Havia um guarda em posição de vigília ao lado da porta do estabelecimento. Temeu,
mas seguiu em frente, passando pelo guarda e já esperando que o alarme soasse e
todos viessem a perseguí-lo pelas ruas. Gritariam pega ladrão, haveria
tiroteio, seria baleado, socorrido de helicóptero, mas morreria como o anti-herói,
carregado nos braços do povo em seu funeral. O alarme não soou. Ninguem o
perseguiu. Olhou para trás para certificar-se que era caçado e não viu mais do
que senhoras carregando suas sacolas de compras e crianças a deliciarem-se com
seus sacos de balas.
Ao chegar
à sua rua já havia bebido uma garrafa e meia. Parou em frente à antiga casa de
Eulália e pronunciou no idioma Embriaguêz:
–
Eulália minha vida. Eulália minhas cartas. Eulália...Eustáquio...Eusébio dos
infernos!
Numa
última e única golada terminou com a segunda garrafa e caiu sobre os sacos
pretos que continham suas cartas. Misturava-se a eles com seu terno preto, seu
uniforme desde sempre. Alí ficou por toda a madrugada. Pela manhã, Eurico que
encontrara o caminho de volta, cheirou Eustáquio, levantou a pata traseira e mijou
em sua cabeça. Eurico entrou em casa. Eustáquio abriu um dos olhos e retornou
ao coma.
O caminhão
de lixo parou em frente à antiga casa de Eulália. Os coletores pegavam os sacos
e os arremessavam na caçamba. Fizeram o mesmo com Eustáquio. Na caçamba ele era
chacoalhado, misturado, difundido e levado para o aterro, vulgo lixão.
Lá foi
depositado, empilhado, coberto por sacos fétidos, alimentos podres, fraldas
imundas, entre outras coisas inomináveis, inclusive as cartas de amor de
Eusébio. Descoberto pelos recicladores, teve suas roupas arrancadas e
disputadas a tapas, porém o resto ficou lá, completamente descoberto, indubtavelmente
nú. Os urubús, que compartilhavam com os ratos os restos mais podres que
poderiam haver naquele aglomerado, pousavam sobre os membros de Eustáquio e
bicavam apenas o que encontravam de podre em volta dele. Depois de limparem o
entorno de Eustáquio, voaram e foram atrás de um novo despejo que acabara de
chegar. Porém um velho urubú-rei, manco, de asa quebrada e cego chegou atrasado
até Eustáquio. Seu olfato já cansado não permitia-lhe mais distinguir entre
fresco e podre. Bicou a bocheha de Eustáquio, que assutou-se, mas não tinha
força nenhuma, muito menos motivação para reagir. A segunda bicada foi na outra
bochecha e não parou mais. Eustáquio
parecia sorrir. Aparentava uma felicidade que jamais experimentara. Sentia sua
alma encher de vida ao passo que sua carne era lentamente devorada. Sentia
tanto prazer que esboçou uma tímida ereção logo abortada pelo velho, cego e insaciável
urubú.
Após
fartar-se, a ave cambaleante deixava para trás a carcaça finda quase que por
completo, rodeada de vários Eusébios banhados com o sangue fresco de Eustáquio.

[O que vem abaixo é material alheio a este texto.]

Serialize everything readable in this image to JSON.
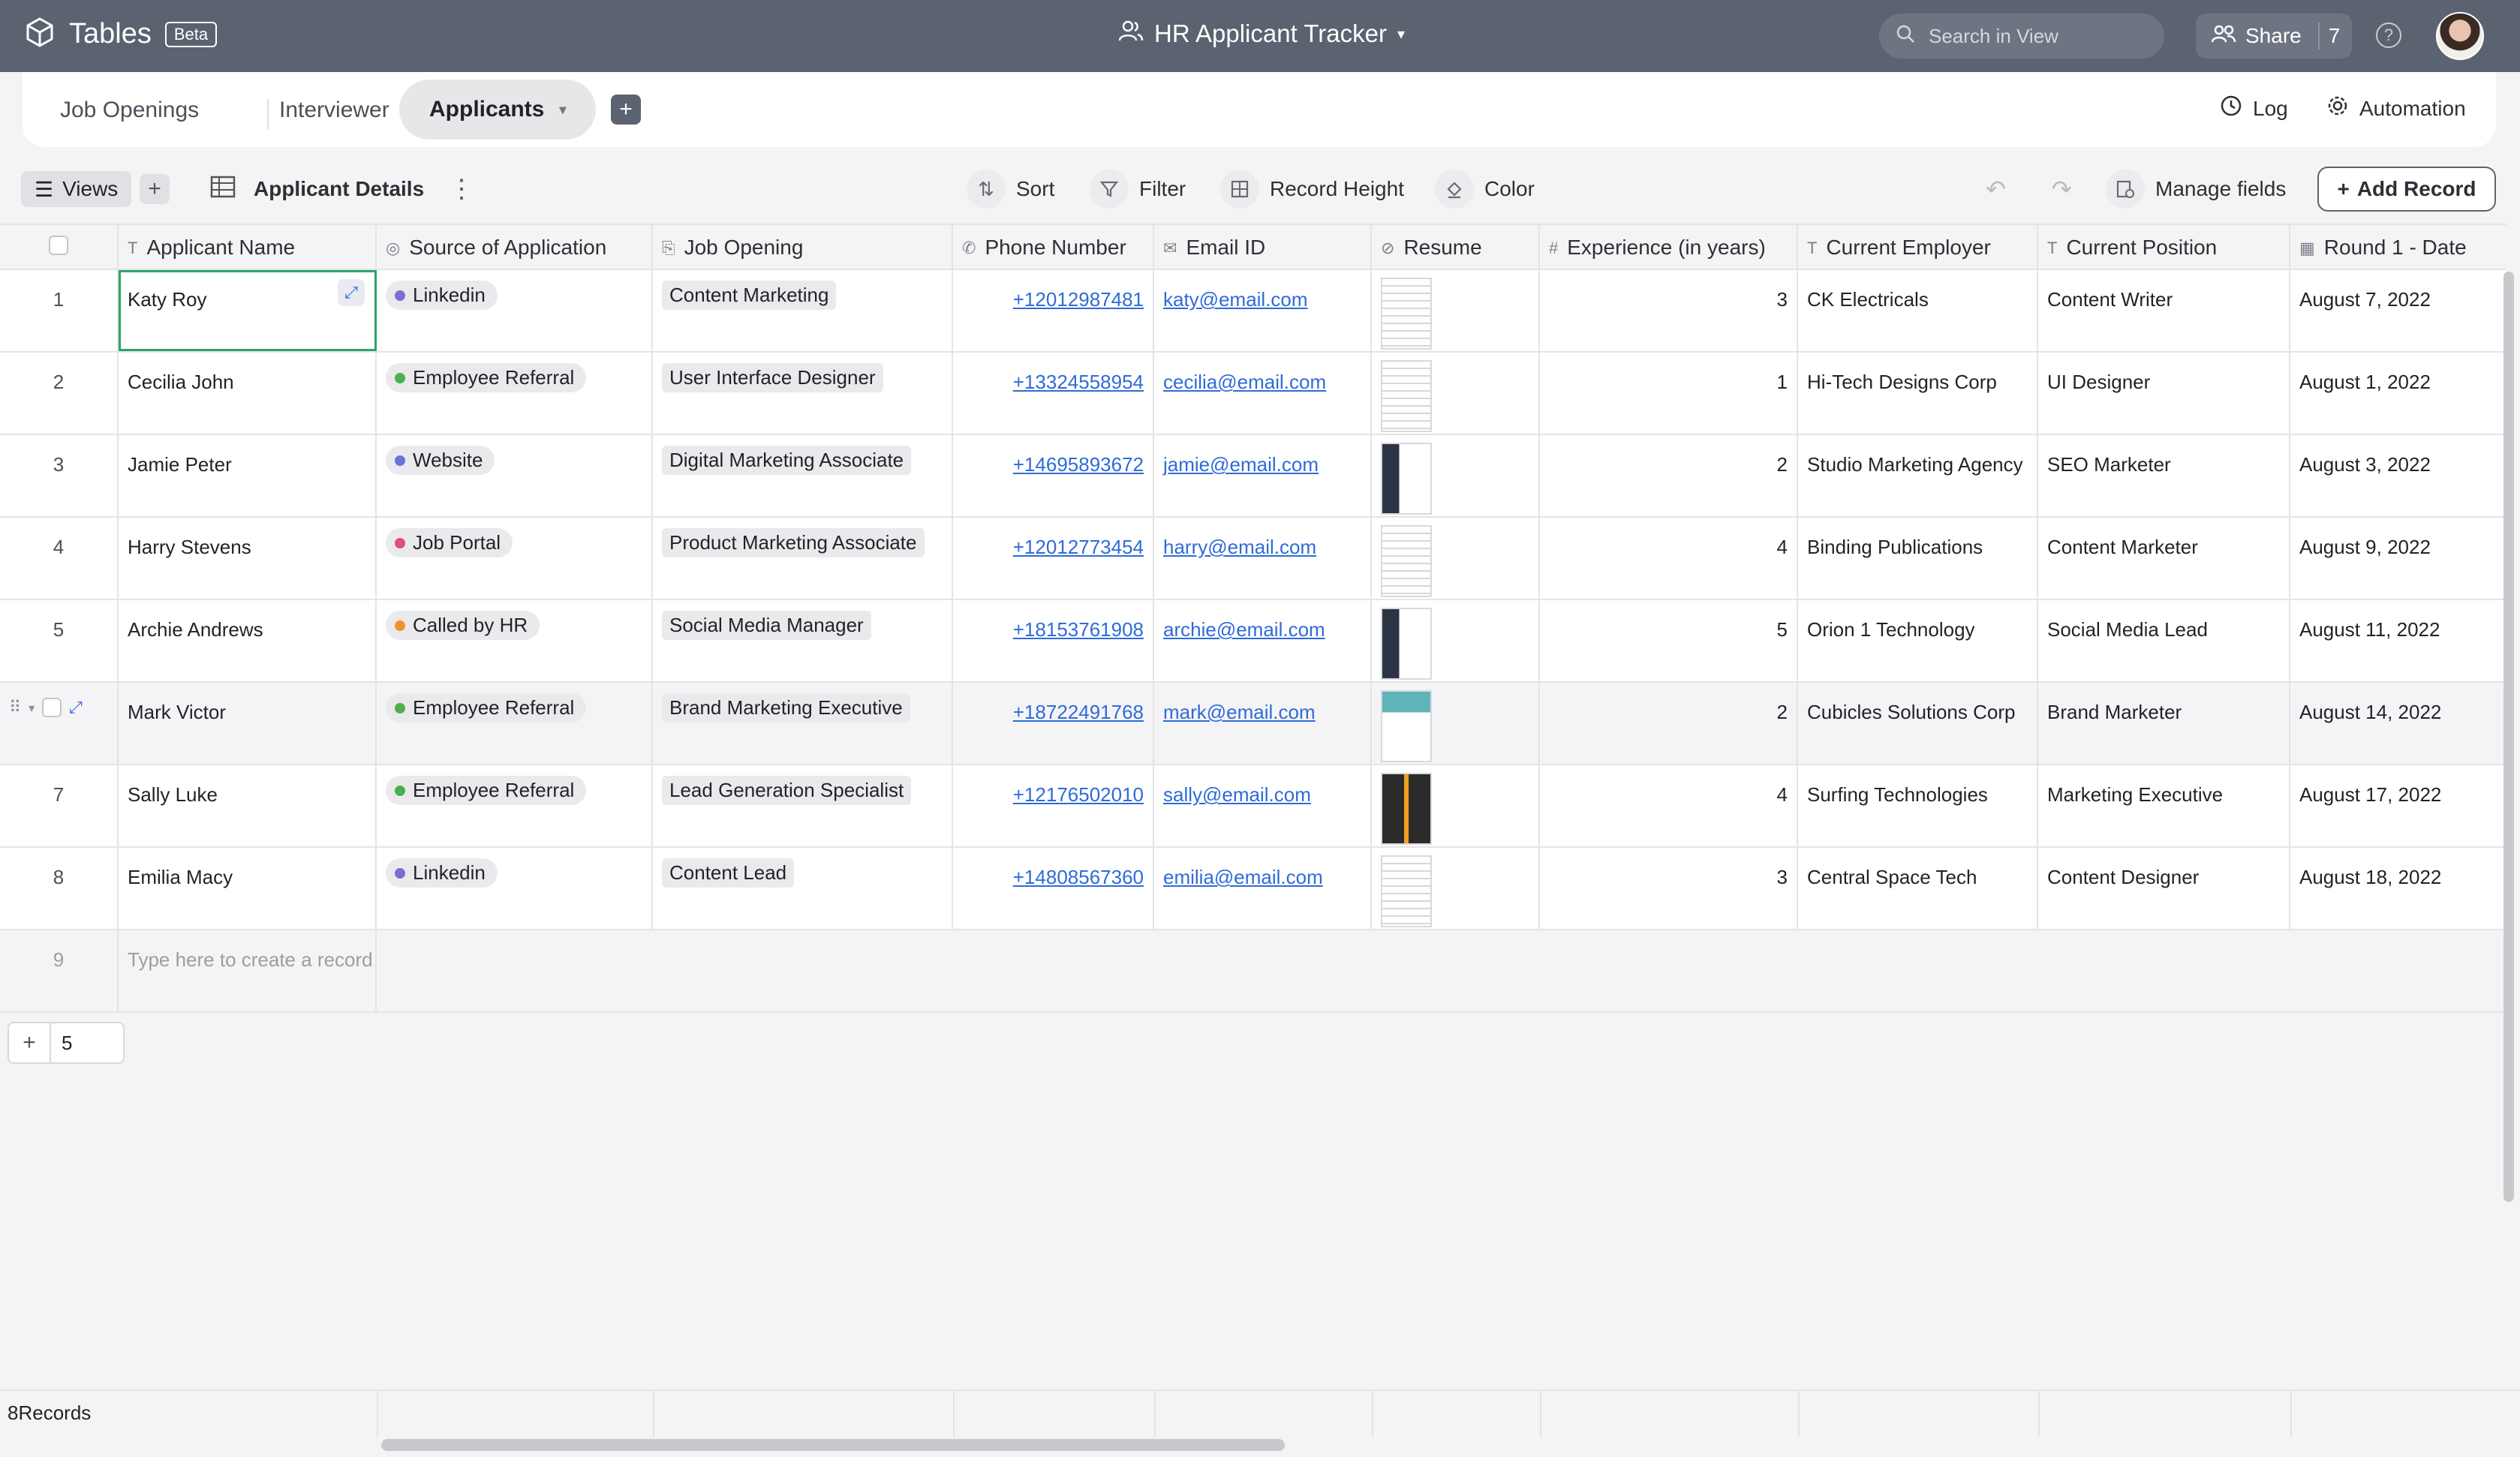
{
  "app": {
    "name": "Tables",
    "badge": "Beta",
    "title": "HR Applicant Tracker"
  },
  "search": {
    "placeholder": "Search in View"
  },
  "share": {
    "label": "Share",
    "count": "7"
  },
  "tabs": [
    {
      "label": "Job Openings"
    },
    {
      "label": "Interviewer"
    },
    {
      "label": "Applicants"
    }
  ],
  "tab_actions": {
    "log": "Log",
    "automation": "Automation"
  },
  "toolbar": {
    "views": "Views",
    "view_name": "Applicant Details",
    "sort": "Sort",
    "filter": "Filter",
    "record_height": "Record Height",
    "color": "Color",
    "manage_fields": "Manage fields",
    "add_record": "Add Record"
  },
  "columns": [
    "Applicant Name",
    "Source of Application",
    "Job Opening",
    "Phone Number",
    "Email ID",
    "Resume",
    "Experience (in years)",
    "Current Employer",
    "Current Position",
    "Round 1 -  Date"
  ],
  "rows": [
    {
      "n": "1",
      "name": "Katy Roy",
      "source": "Linkedin",
      "source_color": "#7b6fd6",
      "job": "Content Marketing",
      "phone": "+12012987481",
      "email": "katy@email.com",
      "exp": "3",
      "employer": "CK Electricals",
      "position": "Content Writer",
      "date": "August 7, 2022"
    },
    {
      "n": "2",
      "name": "Cecilia John",
      "source": "Employee Referral",
      "source_color": "#4caf50",
      "job": "User Interface Designer",
      "phone": "+13324558954",
      "email": "cecilia@email.com",
      "exp": "1",
      "employer": "Hi-Tech Designs Corp",
      "position": "UI Designer",
      "date": "August 1, 2022"
    },
    {
      "n": "3",
      "name": "Jamie Peter",
      "source": "Website",
      "source_color": "#6b73d6",
      "job": "Digital Marketing Associate",
      "phone": "+14695893672",
      "email": "jamie@email.com",
      "exp": "2",
      "employer": "Studio Marketing Agency",
      "position": "SEO Marketer",
      "date": "August 3, 2022"
    },
    {
      "n": "4",
      "name": "Harry Stevens",
      "source": "Job Portal",
      "source_color": "#e0507a",
      "job": "Product Marketing Associate",
      "phone": "+12012773454",
      "email": "harry@email.com",
      "exp": "4",
      "employer": "Binding Publications",
      "position": "Content Marketer",
      "date": "August 9, 2022"
    },
    {
      "n": "5",
      "name": "Archie Andrews",
      "source": "Called by HR",
      "source_color": "#f0902f",
      "job": "Social Media Manager",
      "phone": "+18153761908",
      "email": "archie@email.com",
      "exp": "5",
      "employer": "Orion 1 Technology",
      "position": "Social Media Lead",
      "date": "August 11, 2022"
    },
    {
      "n": "",
      "name": "Mark Victor",
      "source": "Employee Referral",
      "source_color": "#4caf50",
      "job": "Brand Marketing Executive",
      "phone": "+18722491768",
      "email": "mark@email.com",
      "exp": "2",
      "employer": "Cubicles Solutions Corp",
      "position": "Brand Marketer",
      "date": "August 14, 2022"
    },
    {
      "n": "7",
      "name": "Sally Luke",
      "source": "Employee Referral",
      "source_color": "#4caf50",
      "job": "Lead Generation Specialist",
      "phone": "+12176502010",
      "email": "sally@email.com",
      "exp": "4",
      "employer": "Surfing Technologies",
      "position": "Marketing Executive",
      "date": "August 17, 2022"
    },
    {
      "n": "8",
      "name": "Emilia Macy",
      "source": "Linkedin",
      "source_color": "#7b6fd6",
      "job": "Content Lead",
      "phone": "+14808567360",
      "email": "emilia@email.com",
      "exp": "3",
      "employer": "Central Space Tech",
      "position": "Content Designer",
      "date": "August 18, 2022"
    }
  ],
  "new_row": {
    "n": "9",
    "placeholder": "Type here to create a record"
  },
  "pager": {
    "value": "5"
  },
  "footer": {
    "records": "8Records"
  }
}
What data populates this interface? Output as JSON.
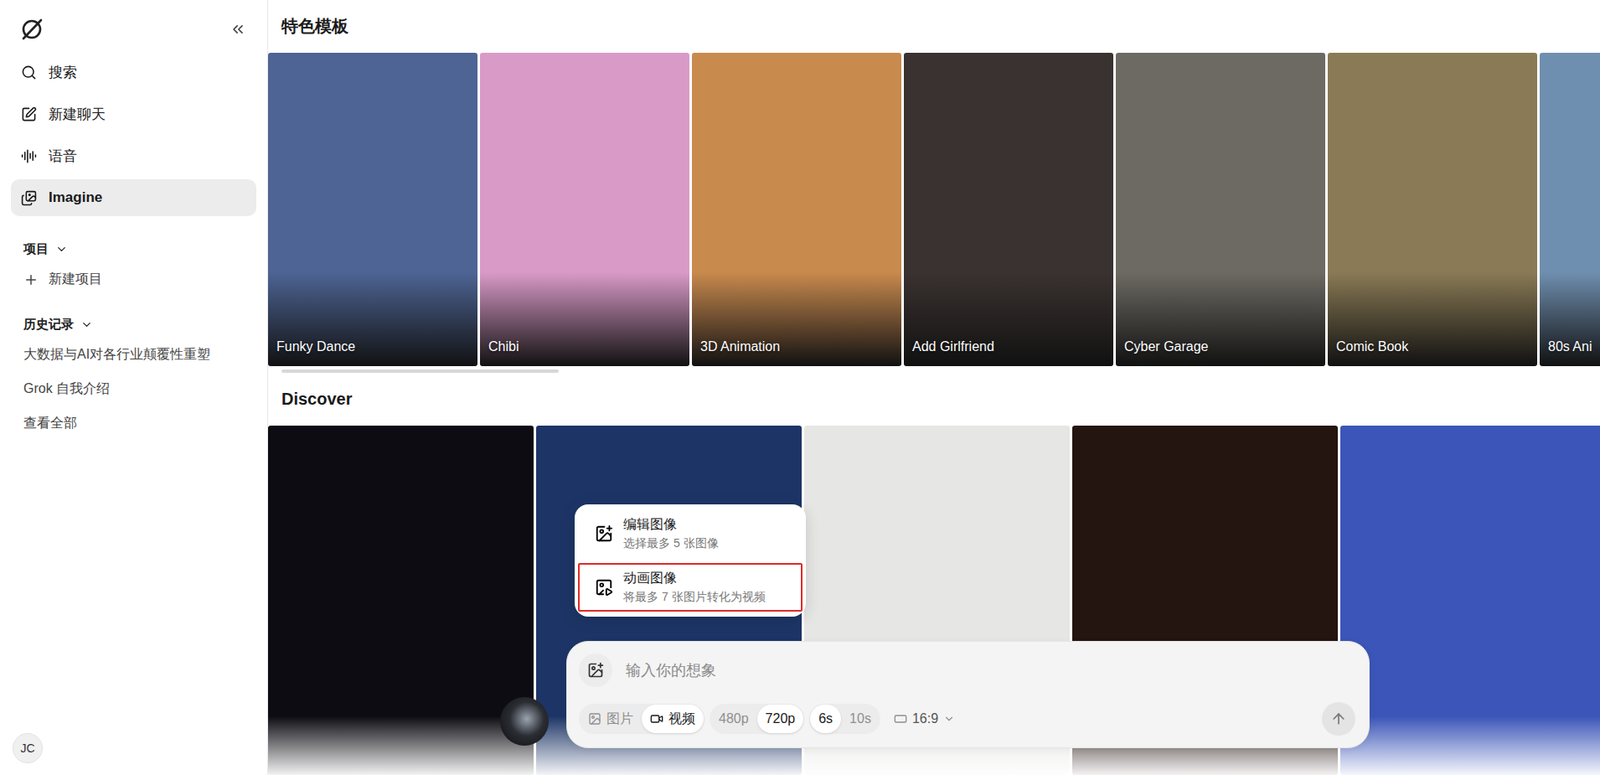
{
  "sidebar": {
    "nav": [
      {
        "label": "搜索",
        "selected": false
      },
      {
        "label": "新建聊天",
        "selected": false
      },
      {
        "label": "语音",
        "selected": false
      },
      {
        "label": "Imagine",
        "selected": true
      }
    ],
    "projects": {
      "label": "项目",
      "expanded": true,
      "new_item": "新建项目"
    },
    "history": {
      "label": "历史记录",
      "expanded": true,
      "items": [
        "大数据与AI对各行业颠覆性重塑",
        "Grok 自我介绍"
      ],
      "view_all": "查看全部"
    },
    "user": {
      "initials": "JC"
    }
  },
  "templates": {
    "title": "特色模板",
    "scroll_level": 0.21,
    "cards": [
      {
        "label": "Funky Dance",
        "color": "#4d6494"
      },
      {
        "label": "Chibi",
        "color": "#d99ac8"
      },
      {
        "label": "3D Animation",
        "color": "#c98a4e"
      },
      {
        "label": "Add Girlfriend",
        "color": "#3a3230"
      },
      {
        "label": "Cyber Garage",
        "color": "#6d6a63"
      },
      {
        "label": "Comic Book",
        "color": "#8a7a55"
      },
      {
        "label": "80s Ani",
        "color": "#6f8fb0"
      }
    ]
  },
  "discover": {
    "title": "Discover",
    "cards": [
      {
        "color": "#0c0c12"
      },
      {
        "color": "#1d3566"
      },
      {
        "color": "#e6e6e4"
      },
      {
        "color": "#241510"
      },
      {
        "color": "#3b55b8"
      }
    ]
  },
  "menu": {
    "items": [
      {
        "title": "编辑图像",
        "subtitle": "选择最多 5 张图像",
        "highlighted": false
      },
      {
        "title": "动画图像",
        "subtitle": "将最多 7 张图片转化为视频",
        "highlighted": true
      }
    ]
  },
  "composer": {
    "placeholder": "输入你的想象",
    "modes": [
      {
        "label": "图片",
        "selected": false
      },
      {
        "label": "视频",
        "selected": true
      }
    ],
    "resolutions": [
      {
        "label": "480p",
        "selected": false
      },
      {
        "label": "720p",
        "selected": true
      }
    ],
    "durations": [
      {
        "label": "6s",
        "selected": true
      },
      {
        "label": "10s",
        "selected": false
      }
    ],
    "aspect_ratio": "16:9"
  }
}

O banquete fora digno das mesas de grandes reis, mas agora a gula cobrava-lhe o
ônus de uma digestão impossível.
Vencido,
enfim, por uma terrível congestão, o caquético urubú-rei, desprovido de
qualquer majestade, caiu e subitmamente morreu sem que ao menos pudesse dar ao
seu intestino a mínima chance de digerir Eustáquio.